The majority of the workforce wakes up, gets ready, and heads off to work for a full day of activity and engagement. The majority of pets, however, are left at home until their owners return. But that’s why Leo Trottier and Dan Knudsen developed CleverPet.
“It occurred to me that homes are only 1 physical device away from being able to actively engage their animals,” says Trottier.
Thus, Trottier and Knudsen set out to develop that physical device: CleverPet is an autonomous pet gaming console that engages your cat or dog using their food or favorite treat. There are three buttons that light up, and when the animal presses a button it releases a small bit of food.
The point of the device, according to Trottier, is to walk the fine line between too easy and too hard – it has to be a challenge. It’s base function mimics the classic game Simon, and as your pet starts to get the hang of it you can adjust the settings via Wi-Fi to make it a bit more difficult while also keeping track of how your pet performs.
“We believe that the norms associated with pet care are changing and we think that it may no longer be acceptable for people to just leave dogs and cats alone in apartments or homes,” says Trottier. “We also think that by positioning ourselves in the forefront of this change in how people perceive these animals that we’ll be in a good place to both be a major hub for automated interaction that animals want to be engaged in and a means for people to get more connected with their pets.”
The backers of their recently closed Kickstarter campaign would tend to agree with the aforementioned statement; at the time of close Trottier and Knudsen had surpassed their initial $100,000 goal and raised a total of $180,623. The consoles won’t ship to Kickstarter backers until February, and the CleverPet team is working to ensure the initial release goes off without a hitch.
“We’ve got the ability and know how, and now the desire to put this into homes for dogs,” says Knudsen.
To that end they’ve teamed up with Phil Baker, an entrepreneur who literally wrote the book on how to take ideas and turn them into viable products.
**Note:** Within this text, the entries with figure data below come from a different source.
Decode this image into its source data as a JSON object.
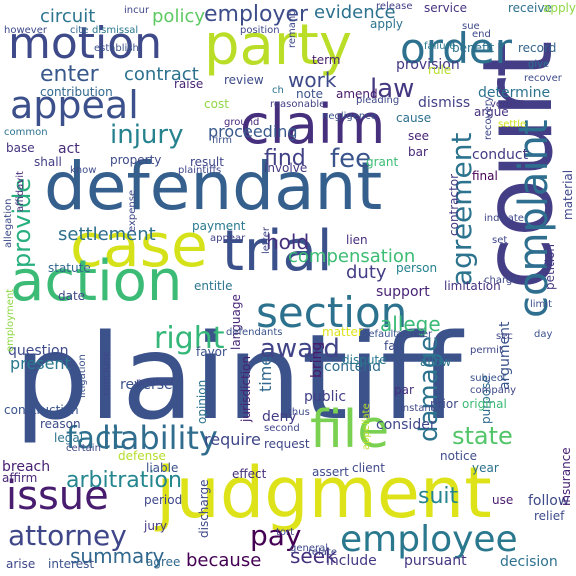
{
  "words": [
    {
      "text": "plaintiff",
      "color": "#3b528b"
    },
    {
      "text": "defendant",
      "color": "#355f8d"
    },
    {
      "text": "judgment",
      "color": "#dde318"
    },
    {
      "text": "court",
      "color": "#433e85"
    },
    {
      "text": "case",
      "color": "#d5e21a"
    },
    {
      "text": "trial",
      "color": "#3b518b"
    },
    {
      "text": "action",
      "color": "#3bbb75"
    },
    {
      "text": "claim",
      "color": "#46307e"
    },
    {
      "text": "party",
      "color": "#bade28"
    },
    {
      "text": "motion",
      "color": "#3e4a89"
    },
    {
      "text": "appeal",
      "color": "#3c508b"
    },
    {
      "text": "section",
      "color": "#2c728e"
    },
    {
      "text": "file",
      "color": "#7ad151"
    },
    {
      "text": "order",
      "color": "#2d718e"
    },
    {
      "text": "employee",
      "color": "#2a788e"
    },
    {
      "text": "issue",
      "color": "#481c6e"
    },
    {
      "text": "liability",
      "color": "#2f6c8e"
    },
    {
      "text": "complaint",
      "color": "#2e6e8e"
    },
    {
      "text": "agreement",
      "color": "#2c738e"
    },
    {
      "text": "damage",
      "color": "#2c738e"
    },
    {
      "text": "attorney",
      "color": "#3f4788"
    },
    {
      "text": "fact",
      "color": "#2e6f8e"
    },
    {
      "text": "right",
      "color": "#35b779"
    },
    {
      "text": "provide",
      "color": "#29af7f"
    },
    {
      "text": "award",
      "color": "#414487"
    },
    {
      "text": "injury",
      "color": "#26828e"
    },
    {
      "text": "fee",
      "color": "#3a548c"
    },
    {
      "text": "law",
      "color": "#453781"
    },
    {
      "text": "state",
      "color": "#52c569"
    },
    {
      "text": "pay",
      "color": "#440154"
    },
    {
      "text": "settlement",
      "color": "#2d708e"
    },
    {
      "text": "arbitration",
      "color": "#24868e"
    },
    {
      "text": "summary",
      "color": "#31688e"
    },
    {
      "text": "enter",
      "color": "#38588c"
    },
    {
      "text": "find",
      "color": "#424186"
    },
    {
      "text": "hold",
      "color": "#46307e"
    },
    {
      "text": "work",
      "color": "#3e4989"
    },
    {
      "text": "employer",
      "color": "#3d4d8a"
    },
    {
      "text": "policy",
      "color": "#5ec962"
    },
    {
      "text": "evidence",
      "color": "#2c728e"
    },
    {
      "text": "circuit",
      "color": "#2b758e"
    },
    {
      "text": "contract",
      "color": "#2c728e"
    },
    {
      "text": "compensation",
      "color": "#3dbc74"
    },
    {
      "text": "duty",
      "color": "#433e85"
    },
    {
      "text": "allege",
      "color": "#3aba76"
    },
    {
      "text": "because",
      "color": "#440154"
    },
    {
      "text": "seek",
      "color": "#46307e"
    },
    {
      "text": "require",
      "color": "#3f4788"
    },
    {
      "text": "time",
      "color": "#31688e"
    },
    {
      "text": "present",
      "color": "#2a788e"
    },
    {
      "text": "suit",
      "color": "#25848e"
    },
    {
      "text": "proceeding",
      "color": "#38598c"
    },
    {
      "text": "support",
      "color": "#482475"
    },
    {
      "text": "question",
      "color": "#3e4a89"
    },
    {
      "text": "reverse",
      "color": "#3b528b"
    },
    {
      "text": "contend",
      "color": "#2f6c8e"
    },
    {
      "text": "public",
      "color": "#424086"
    },
    {
      "text": "consider",
      "color": "#3f4889"
    },
    {
      "text": "provision",
      "color": "#453882"
    },
    {
      "text": "determine",
      "color": "#2c728e"
    },
    {
      "text": "dismiss",
      "color": "#424186"
    },
    {
      "text": "conduct",
      "color": "#443a83"
    },
    {
      "text": "benefit",
      "color": "#2c728e"
    },
    {
      "text": "record",
      "color": "#33638d"
    },
    {
      "text": "service",
      "color": "#46337f"
    },
    {
      "text": "receive",
      "color": "#2e6f8e"
    },
    {
      "text": "deny",
      "color": "#433d84"
    },
    {
      "text": "bring",
      "color": "#48186a"
    },
    {
      "text": "decision",
      "color": "#2d718e"
    },
    {
      "text": "pursuant",
      "color": "#453581"
    },
    {
      "text": "include",
      "color": "#443983"
    },
    {
      "text": "interest",
      "color": "#3b528b"
    },
    {
      "text": "arise",
      "color": "#3f4788"
    },
    {
      "text": "agree",
      "color": "#31688e"
    },
    {
      "text": "follow",
      "color": "#3e4989"
    },
    {
      "text": "breach",
      "color": "#482173"
    },
    {
      "text": "affirm",
      "color": "#482878"
    },
    {
      "text": "legal",
      "color": "#2c728e"
    },
    {
      "text": "reason",
      "color": "#3e4c8a"
    },
    {
      "text": "construction",
      "color": "#3a548c"
    },
    {
      "text": "statute",
      "color": "#31688e"
    },
    {
      "text": "date",
      "color": "#3f4889"
    },
    {
      "text": "property",
      "color": "#3e4a89"
    },
    {
      "text": "shall",
      "color": "#423f85"
    },
    {
      "text": "act",
      "color": "#472c7a"
    },
    {
      "text": "base",
      "color": "#46337f"
    },
    {
      "text": "cost",
      "color": "#8fd744"
    },
    {
      "text": "raise",
      "color": "#482576"
    },
    {
      "text": "contribution",
      "color": "#31688e"
    },
    {
      "text": "review",
      "color": "#3e4c8a"
    },
    {
      "text": "note",
      "color": "#3b528b"
    },
    {
      "text": "amend",
      "color": "#481a6c"
    },
    {
      "text": "term",
      "color": "#481f70"
    },
    {
      "text": "apply",
      "color": "#2c728e"
    },
    {
      "text": "release",
      "color": "#424086"
    },
    {
      "text": "cause",
      "color": "#2d708e"
    },
    {
      "text": "see",
      "color": "#482475"
    },
    {
      "text": "bar",
      "color": "#482878"
    },
    {
      "text": "final",
      "color": "#440154"
    },
    {
      "text": "argue",
      "color": "#46337f"
    },
    {
      "text": "verdict",
      "color": "#443983"
    },
    {
      "text": "settle",
      "color": "#d0e11c"
    },
    {
      "text": "rule",
      "color": "#b5de2b"
    },
    {
      "text": "failure",
      "color": "#2a788e"
    },
    {
      "text": "give",
      "color": "#2c738e"
    },
    {
      "text": "recover",
      "color": "#3e4a89"
    },
    {
      "text": "grant",
      "color": "#3dbc74"
    },
    {
      "text": "involve",
      "color": "#453882"
    },
    {
      "text": "result",
      "color": "#3f4889"
    },
    {
      "text": "payment",
      "color": "#2a788e"
    },
    {
      "text": "appear",
      "color": "#414487"
    },
    {
      "text": "entitle",
      "color": "#2b758e"
    },
    {
      "text": "favor",
      "color": "#3b528b"
    },
    {
      "text": "language",
      "color": "#482878"
    },
    {
      "text": "opinion",
      "color": "#2c728e"
    },
    {
      "text": "jurisdiction",
      "color": "#482173"
    },
    {
      "text": "person",
      "color": "#26828e"
    },
    {
      "text": "lien",
      "color": "#472d7b"
    },
    {
      "text": "limitation",
      "color": "#46337f"
    },
    {
      "text": "allow",
      "color": "#2c728e"
    },
    {
      "text": "fail",
      "color": "#3e4c8a"
    },
    {
      "text": "dispute",
      "color": "#2a788e"
    },
    {
      "text": "matter",
      "color": "#dde318"
    },
    {
      "text": "par",
      "color": "#46307e"
    },
    {
      "text": "prior",
      "color": "#3e4989"
    },
    {
      "text": "purpose",
      "color": "#2f6c8e"
    },
    {
      "text": "argument",
      "color": "#3a548c"
    },
    {
      "text": "limit",
      "color": "#3b528b"
    },
    {
      "text": "petition",
      "color": "#443983"
    },
    {
      "text": "notice",
      "color": "#3e4c8a"
    },
    {
      "text": "insurance",
      "color": "#482173"
    },
    {
      "text": "request",
      "color": "#3f4788"
    },
    {
      "text": "defense",
      "color": "#b5de2b"
    },
    {
      "text": "liable",
      "color": "#3b528b"
    },
    {
      "text": "discharge",
      "color": "#3f4788"
    },
    {
      "text": "effect",
      "color": "#46307e"
    },
    {
      "text": "assert",
      "color": "#3e4c8a"
    },
    {
      "text": "client",
      "color": "#3f4889"
    },
    {
      "text": "relate",
      "color": "#3f4889"
    },
    {
      "text": "year",
      "color": "#2c728e"
    },
    {
      "text": "jury",
      "color": "#453882"
    },
    {
      "text": "period",
      "color": "#3f4788"
    },
    {
      "text": "use",
      "color": "#481a6c"
    },
    {
      "text": "relief",
      "color": "#3e4c8a"
    },
    {
      "text": "default",
      "color": "#3b528b"
    },
    {
      "text": "answer",
      "color": "#3e4c8a"
    },
    {
      "text": "instant",
      "color": "#3e4989"
    },
    {
      "text": "company",
      "color": "#3f4788"
    },
    {
      "text": "subject",
      "color": "#3b528b"
    },
    {
      "text": "permit",
      "color": "#3f4788"
    },
    {
      "text": "day",
      "color": "#3b528b"
    },
    {
      "text": "charge",
      "color": "#3e4a89"
    },
    {
      "text": "original",
      "color": "#3bbb75"
    },
    {
      "text": "material",
      "color": "#3f4889"
    },
    {
      "text": "indicate",
      "color": "#3f4788"
    },
    {
      "text": "recovery",
      "color": "#3f4889"
    },
    {
      "text": "contractor",
      "color": "#443983"
    },
    {
      "text": "ground",
      "color": "#482878"
    },
    {
      "text": "firm",
      "color": "#3b528b"
    },
    {
      "text": "negligence",
      "color": "#3b528b"
    },
    {
      "text": "pleading",
      "color": "#3f4889"
    },
    {
      "text": "reasonable",
      "color": "#423f85"
    },
    {
      "text": "remand",
      "color": "#3e4989"
    },
    {
      "text": "position",
      "color": "#3f4889"
    },
    {
      "text": "establish",
      "color": "#3b528b"
    },
    {
      "text": "dismissal",
      "color": "#2a788e"
    },
    {
      "text": "cite",
      "color": "#31688e"
    },
    {
      "text": "however",
      "color": "#3e4989"
    },
    {
      "text": "common",
      "color": "#2c728e"
    },
    {
      "text": "affidavit",
      "color": "#472d7b"
    },
    {
      "text": "employment",
      "color": "#8fd744"
    },
    {
      "text": "allegation",
      "color": "#3e4989"
    },
    {
      "text": "conclude",
      "color": "#3f4788"
    },
    {
      "text": "litigation",
      "color": "#3b528b"
    },
    {
      "text": "second",
      "color": "#3f4788"
    },
    {
      "text": "general",
      "color": "#3e4989"
    },
    {
      "text": "product",
      "color": "#3e4989"
    },
    {
      "text": "certain",
      "color": "#3f4788"
    },
    {
      "text": "know",
      "color": "#3e4c8a"
    },
    {
      "text": "plaintiffs",
      "color": "#3f4889"
    },
    {
      "text": "defendants",
      "color": "#3b528b"
    },
    {
      "text": "letter",
      "color": "#3f4788"
    },
    {
      "text": "appellate",
      "color": "#bade28"
    },
    {
      "text": "thus",
      "color": "#3e4989"
    },
    {
      "text": "include",
      "color": "#482878"
    },
    {
      "text": "expense",
      "color": "#3f4889"
    },
    {
      "text": "ch",
      "color": "#2c728e"
    },
    {
      "text": "incur",
      "color": "#3f4889"
    },
    {
      "text": "set",
      "color": "#3f4788"
    },
    {
      "text": "sue",
      "color": "#3e4989"
    },
    {
      "text": "end",
      "color": "#3f4889"
    },
    {
      "text": "sec",
      "color": "#3f4788"
    },
    {
      "text": "tort",
      "color": "#3f4788"
    },
    {
      "text": "apply",
      "color": "#8fd744"
    }
  ]
}
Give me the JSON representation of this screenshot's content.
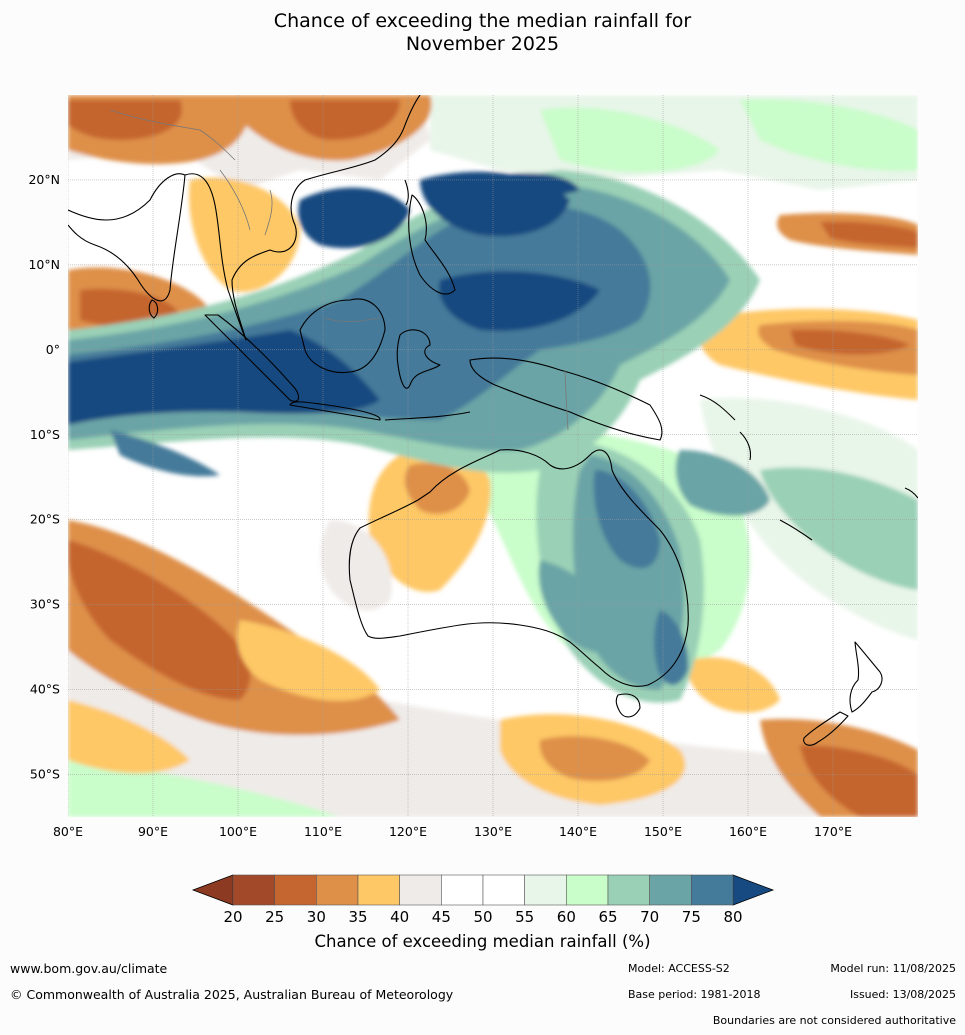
{
  "title": {
    "line1": "Chance of exceeding the median rainfall for",
    "line2": "November 2025"
  },
  "map": {
    "lat_labels": [
      "20°N",
      "10°N",
      "0°",
      "10°S",
      "20°S",
      "30°S",
      "40°S",
      "50°S"
    ],
    "lon_labels": [
      "80°E",
      "90°E",
      "100°E",
      "110°E",
      "120°E",
      "130°E",
      "140°E",
      "150°E",
      "160°E",
      "170°E"
    ],
    "lon_range": [
      80,
      180
    ],
    "lat_range": [
      -55,
      30
    ]
  },
  "colorbar": {
    "ticks": [
      "20",
      "25",
      "30",
      "35",
      "40",
      "45",
      "50",
      "55",
      "60",
      "65",
      "70",
      "75",
      "80"
    ],
    "colors": [
      "#a2492a",
      "#c5652f",
      "#de9049",
      "#fec866",
      "#efebe8",
      "#ffffff",
      "#ffffff",
      "#e8f5e9",
      "#c9fdca",
      "#9ad0b6",
      "#6ba4a6",
      "#447a9a"
    ],
    "below_color": "#8d3a22",
    "above_color": "#164a80",
    "label": "Chance of exceeding median rainfall (%)"
  },
  "footer": {
    "url": "www.bom.gov.au/climate",
    "copyright": "© Commonwealth of Australia 2025, Australian Bureau of Meteorology",
    "model": "Model: ACCESS-S2",
    "base_period": "Base period: 1981-2018",
    "model_run": "Model run: 11/08/2025",
    "issued": "Issued: 13/08/2025",
    "disclaimer": "Boundaries are not considered authoritative"
  }
}
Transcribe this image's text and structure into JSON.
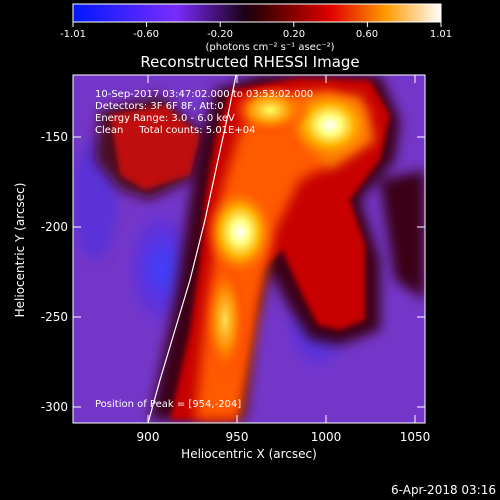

He’ll be lending an assist on the manufacturing side of things while the team’s affiliation with Hard Tech Labs here in San Diego will work on the logistical side of the equation.
Outside of HardTechLabs, The University of California San Diego (UCSD) has been a major boon for the entrepreneurial duo. Trottier and Knudsen both graduated UCSD, and their network of people they built there continually reaffirms their decision to stay in San Diego instead of relocating to the Bay Area.